The Brooklyn workshop curriculum includes the stages of youth development, behavior traits at different ages, how to figure out what kids need, how to concentrate on changing inappropriate youth behavior in a productive way, and much more.

This is so enticing to me - the idea of big library systems not just giving lip service to serving youth but actually making a REAL commitment to ensuring that every person in every branch has been trained and is on board.

It becomes particularly important at a time when, at the Los Angeles Public Library, a combination of a long-term hiring freeze and a huge early retirement incentive program has resulted in dozens of children's and YA librarian vacancies. If threatened lay-offs go through, we'll lose many more youth librarians.

Add that to the fact that two of our three main service focuses are directly linked to serving youth - reading readiness and student success. The third, technology for all, is of course also a part of youth services.

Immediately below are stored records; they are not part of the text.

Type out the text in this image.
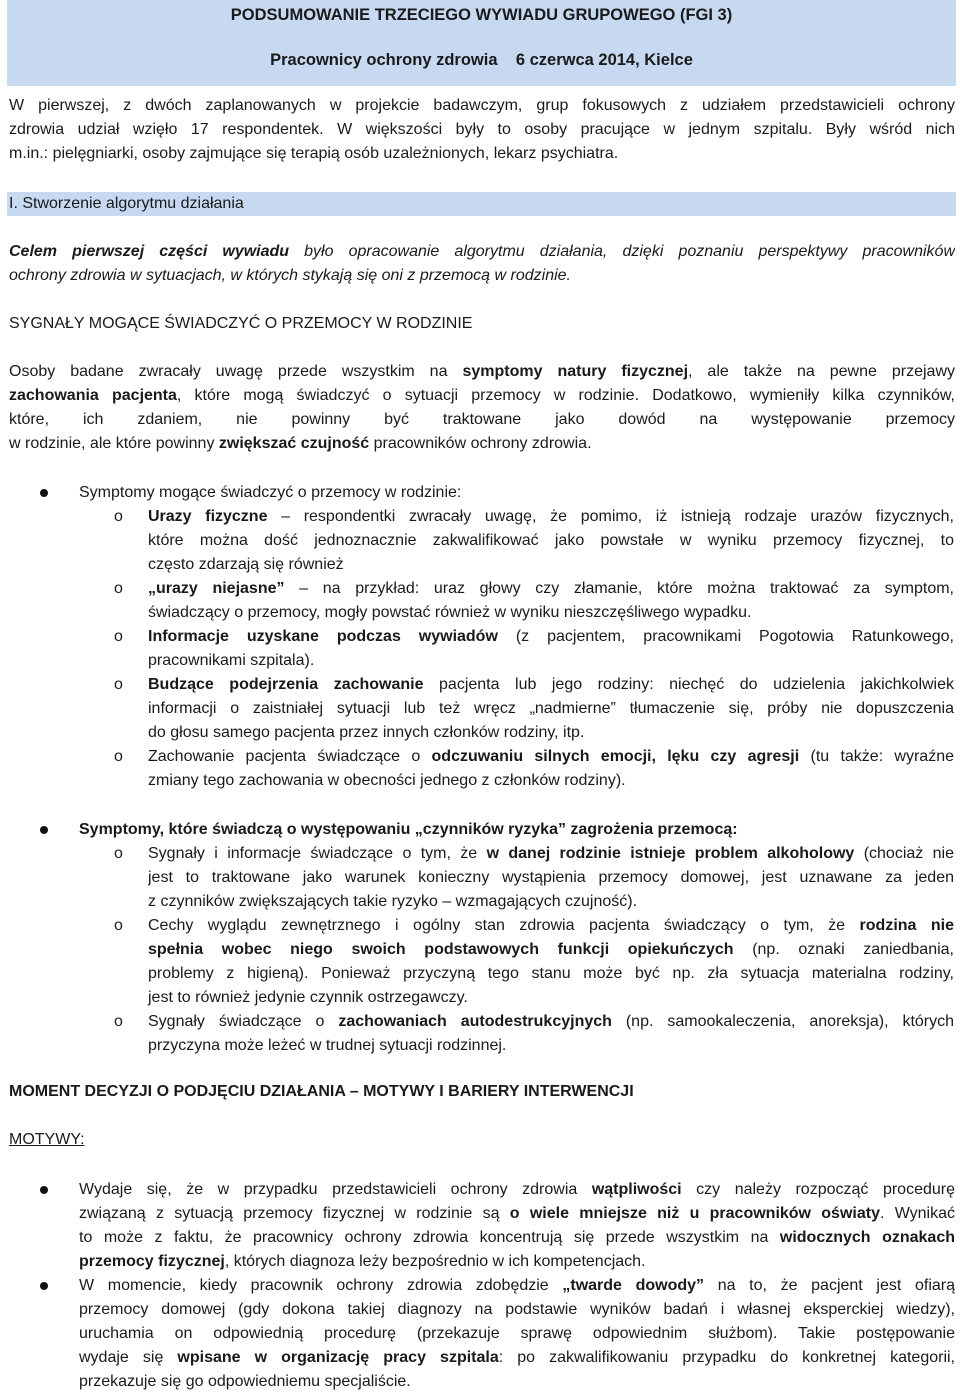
PODSUMOWANIE TRZECIEGO WYWIADU GRUPOWEGO (FGI 3)
Pracownicy ochrony zdrowia    6 czerwca 2014, Kielce
W pierwszej, z dwóch zaplanowanych w projekcie badawczym, grup fokusowych z udziałem przedstawicieli ochrony
zdrowia udział wzięło 17 respondentek. W większości były to osoby pracujące w jednym szpitalu. Były wśród nich
m.in.: pielęgniarki, osoby zajmujące się terapią osób uzależnionych, lekarz psychiatra.
I. Stworzenie algorytmu działania
Celem pierwszej części wywiadu było opracowanie algorytmu działania, dzięki poznaniu perspektywy pracowników
ochrony zdrowia w sytuacjach, w których stykają się oni z przemocą w rodzinie.
SYGNAŁY MOGĄCE ŚWIADCZYĆ O PRZEMOCY W RODZINIE
Osoby badane zwracały uwagę przede wszystkim na symptomy natury fizycznej, ale także na pewne przejawy
zachowania pacjenta, które mogą świadczyć o sytuacji przemocy w rodzinie. Dodatkowo, wymieniły kilka czynników,
które, ich zdaniem, nie powinny być traktowane jako dowód na występowanie przemocy
w rodzinie, ale które powinny zwiększać czujność pracowników ochrony zdrowia.
Symptomy mogące świadczyć o przemocy w rodzinie:
o Urazy fizyczne – respondentki zwracały uwagę, że pomimo, iż istnieją rodzaje urazów fizycznych,
które można dość jednoznacznie zakwalifikować jako powstałe w wyniku przemocy fizycznej, to
często zdarzają się również
o „urazy niejasne” – na przykład: uraz głowy czy złamanie, które można traktować za symptom,
świadczący o przemocy, mogły powstać również w wyniku nieszczęśliwego wypadku.
o Informacje uzyskane podczas wywiadów (z pacjentem, pracownikami Pogotowia Ratunkowego,
pracownikami szpitala).
o Budzące podejrzenia zachowanie pacjenta lub jego rodziny: niechęć do udzielenia jakichkolwiek
informacji o zaistniałej sytuacji lub też wręcz „nadmierne” tłumaczenie się, próby nie dopuszczenia
do głosu samego pacjenta przez innych członków rodziny, itp.
o Zachowanie pacjenta świadczące o odczuwaniu silnych emocji, lęku czy agresji (tu także: wyraźne
zmiany tego zachowania w obecności jednego z członków rodziny).
Symptomy, które świadczą o występowaniu „czynników ryzyka” zagrożenia przemocą:
o Sygnały i informacje świadczące o tym, że w danej rodzinie istnieje problem alkoholowy (chociaż nie
jest to traktowane jako warunek konieczny wystąpienia przemocy domowej, jest uznawane za jeden
z czynników zwiększających takie ryzyko – wzmagających czujność).
o Cechy wyglądu zewnętrznego i ogólny stan zdrowia pacjenta świadczący o tym, że rodzina nie
spełnia wobec niego swoich podstawowych funkcji opiekuńczych (np. oznaki zaniedbania,
problemy z higieną). Ponieważ przyczyną tego stanu może być np. zła sytuacja materialna rodziny,
jest to również jedynie czynnik ostrzegawczy.
o Sygnały świadczące o zachowaniach autodestrukcyjnych (np. samookaleczenia, anoreksja), których
przyczyna może leżeć w trudnej sytuacji rodzinnej.
MOMENT DECYZJI O PODJĘCIU DZIAŁANIA – MOTYWY I BARIERY INTERWENCJI
MOTYWY:
Wydaje się, że w przypadku przedstawicieli ochrony zdrowia wątpliwości czy należy rozpocząć procedurę
związaną z sytuacją przemocy fizycznej w rodzinie są o wiele mniejsze niż u pracowników oświaty. Wynikać
to może z faktu, że pracownicy ochrony zdrowia koncentrują się przede wszystkim na widocznych oznakach
przemocy fizycznej, których diagnoza leży bezpośrednio w ich kompetencjach.
W momencie, kiedy pracownik ochrony zdrowia zdobędzie „twarde dowody” na to, że pacjent jest ofiarą
przemocy domowej (gdy dokona takiej diagnozy na podstawie wyników badań i własnej eksperckiej wiedzy),
uruchamia on odpowiednią procedurę (przekazuje sprawę odpowiednim służbom). Takie postępowanie
wydaje się wpisane w organizację pracy szpitala: po zakwalifikowaniu przypadku do konkretnej kategorii,
przekazuje się go odpowiedniemu specjaliście.
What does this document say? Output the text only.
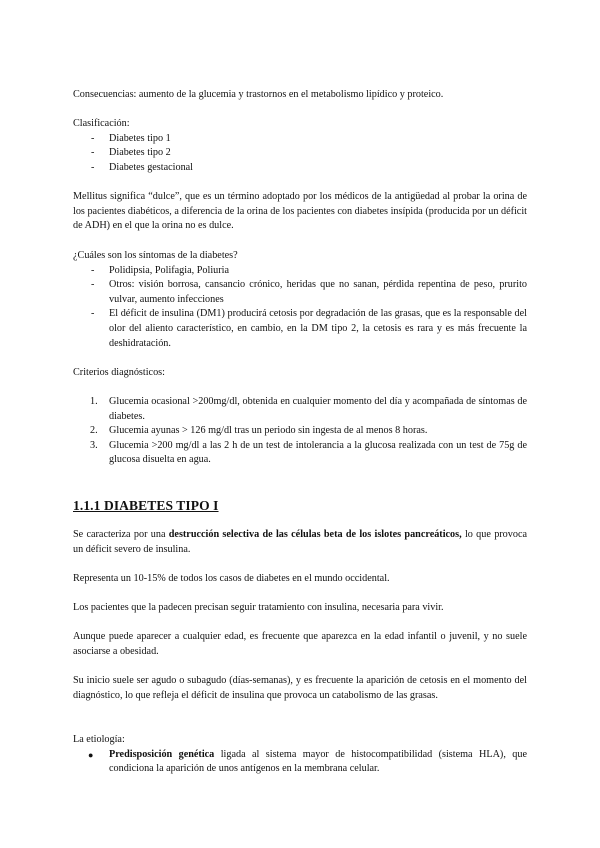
Consecuencias: aumento de la glucemia y trastornos en el metabolismo lipídico y proteico.

Clasificación:

- Diabetes tipo 1
- Diabetes tipo 2
- Diabetes gestacional

Mellitus significa “dulce”, que es un término adoptado por los médicos de la antigüedad al probar la orina de los pacientes diabéticos, a diferencia de la orina de los pacientes con diabetes insípida (producida por un déficit de ADH) en el que la orina no es dulce.

¿Cuáles son los síntomas de la diabetes?

- Polidipsia, Polifagia, Poliuria
- Otros: visión borrosa, cansancio crónico, heridas que no sanan, pérdida repentina de peso, prurito vulvar, aumento infecciones
- El déficit de insulina (DM1) producirá cetosis por degradación de las grasas, que es la responsable del olor del aliento característico, en cambio, en la DM tipo 2, la cetosis es rara y es más frecuente la deshidratación.

Criterios diagnósticos:

1. Glucemia ocasional >200mg/dl, obtenida en cualquier momento del día y acompañada de síntomas de diabetes.
2. Glucemia ayunas > 126 mg/dl tras un periodo sin ingesta de al menos 8 horas.
3. Glucemia >200 mg/dl a las 2 h de un test de intolerancia a la glucosa realizada con un test de 75g de glucosa disuelta en agua.
1.1.1 DIABETES TIPO I

Se caracteriza por una destrucción selectiva de las células beta de los islotes pancreáticos, lo que provoca un déficit severo de insulina.

Representa un 10-15% de todos los casos de diabetes en el mundo occidental.

Los pacientes que la padecen precisan seguir tratamiento con insulina, necesaria para vivir.

Aunque puede aparecer a cualquier edad, es frecuente que aparezca en la edad infantil o juvenil, y no suele asociarse a obesidad.

Su inicio suele ser agudo o subagudo (días-semanas), y es frecuente la aparición de cetosis en el momento del diagnóstico, lo que refleja el déficit de insulina que provoca un catabolismo de las grasas.

La etiología:

● Predisposición genética ligada al sistema mayor de histocompatibilidad (sistema HLA), que condiciona la aparición de unos antígenos en la membrana celular.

It's obvious to me that children's and YA librarians can't do it alone, not even with the full support of my own Youth Services office. We need the policies and training plans to be supported actively by administration and every part and person in our library system every step of the way.

It's a priority.

6 comments:

  1. Thanks for a great report and support for youth being in libraries! We struggle with this on lots of levels - our library staff is pretty good about it but if things get sticky with teens/kids somewhere outside their space, we youth librarians get called in. Sigh.

    ReplyDelete
  2. Yes, and there's nothing like being called away from your lunch break because the reference librarian can't/won't find a "funny book" for a 4th-grader. Most of our librarians are great, I'm happy to say - but there seems to be a pervading perception that children and teens are the territory of the youth librarians only.

    ReplyDelete
  3. I told you about my interview with NYPL - I walked away feeling really impressed with their library system when I was told, "We all serve youth." That's the first time I heard that phrase in the public library world, and I'm glad to see it's an idea that's spreading.

    ReplyDelete
  4. We need this kind of training at LAPL. More clerks need to be on board and a few librarians too!

    ReplyDelete
  5. What you said was true: It's not that library facilities should only be child-friendly, the staffs as well should be accomodating, friendly, and approachable. And for them to know the interests of these children they must know the developmental stages of a child physically and psychologically. Through this , they may be able to handle and understand these kids well.

    ReplyDelete
  6. Yes - with knowledge comes understanding, appreciation, and respect.